Dear Editor
JULIANNE Gaul on November 21, 2022, challenged few of my ideas on the voters’ list, but failed to produce any evidence to show how voting at home by registered overseas-based Guyanese would be detrimental to the country and the integrity of the electoral process.
Instead of evidence, Gaul revelled in rhetorical flourishes, implying that House-to-House (H-to-H) registration is the panacea for credible elections. This is a myth.
It is also noted that the legality (and constitutionality) of the presence of overseas-based Guyanese on the voters’ list has been competently addressed. There is no need to revisit this issue.
I was asked whether I agreed that the 1992 elections were free and fair and whether I supported the preceding House-to-House registration. A claim was also made that thousands of Guyanese living and working abroad were removed from the Register of Registrants then. But where is the evidence for this claim?
Interesting to this discussion is that the voters’ list compiled from the 1991 H-to-H registration followed widespread electoral fraud by the PNC in national elections from 1968 to 1985.
Here are some startling data on the scope of electoral fraud. In 1980, the People’s Progressive Party (PPP) was allocated 14 parliamentary seats compared to 37 seats for the PNC. In 1980, 10 seats went to the PPP while 41 went to the PNC.
In 1985, the parliamentary seats allocation following the election was eight for the PPP while the PNC grabbed 42.
This pattern of electoral abuse led to widespread political agitation and persistent calls for reform of the electoral process by opposition forces, including the PPP which, along with other political forces and civil society, formed the Patriotic Coalition for Democracy.
The rapid downturn of the economy in the 1980s saw the international community supporting Guyana by bringing the political parties to the negotiating table.
The PNC agreed, among other things, to count votes at polling stations and not at army headquarters or other locations; to facilitate H-to-H registration because the entire electoral system was compromised; and to expand the Elections Commission for better representation of the political parties.
Despite these and other measures at electoral reform, the International Foundation for Electoral Systems (IFES) observed in 1995 that the “the Guyana electoral system requires extensive rehabilitation to achieve adequate standards of fairness, efficiency and sustainability.”
This statement aligns to my position that the voters’ list is just one aspect of the electoral system, and that other components such as professionalization of GECOM staff, are equally important.

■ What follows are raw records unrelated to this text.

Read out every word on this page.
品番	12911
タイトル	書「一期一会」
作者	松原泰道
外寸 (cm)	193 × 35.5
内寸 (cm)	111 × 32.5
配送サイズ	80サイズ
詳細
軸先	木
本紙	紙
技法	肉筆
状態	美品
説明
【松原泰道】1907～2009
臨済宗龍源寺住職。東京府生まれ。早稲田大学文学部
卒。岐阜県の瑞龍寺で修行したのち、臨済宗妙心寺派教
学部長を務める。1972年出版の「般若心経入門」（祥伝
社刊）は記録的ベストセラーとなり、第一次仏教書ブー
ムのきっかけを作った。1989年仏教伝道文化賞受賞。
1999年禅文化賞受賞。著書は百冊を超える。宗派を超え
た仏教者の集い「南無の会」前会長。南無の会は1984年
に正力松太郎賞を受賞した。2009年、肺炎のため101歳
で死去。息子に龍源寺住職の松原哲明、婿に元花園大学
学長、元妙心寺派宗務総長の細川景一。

Notwithstanding the struggle to make changes and correct errors in the electoral system which had been skewed in favour of the PNC, it was evident that a voters’ list compiled from H-to-H registration is not without serious flaws.
To suggest that H-to-H registration is a better method than “continuous cycles of registration” to achieve clean and credible elections is not borne out by historical or empirical evidence.
While a clean voters’ list is a vital component of a credible election process, the lessons from the fraudulent elections of the PNC’s reign, and the events of the 2020 general elections demonstrate that a GECOM staff member following political operatives poses a graver threat to democracy and electoral integrity than taking away the right of registered overseas-based Guyanese to exercise their franchise.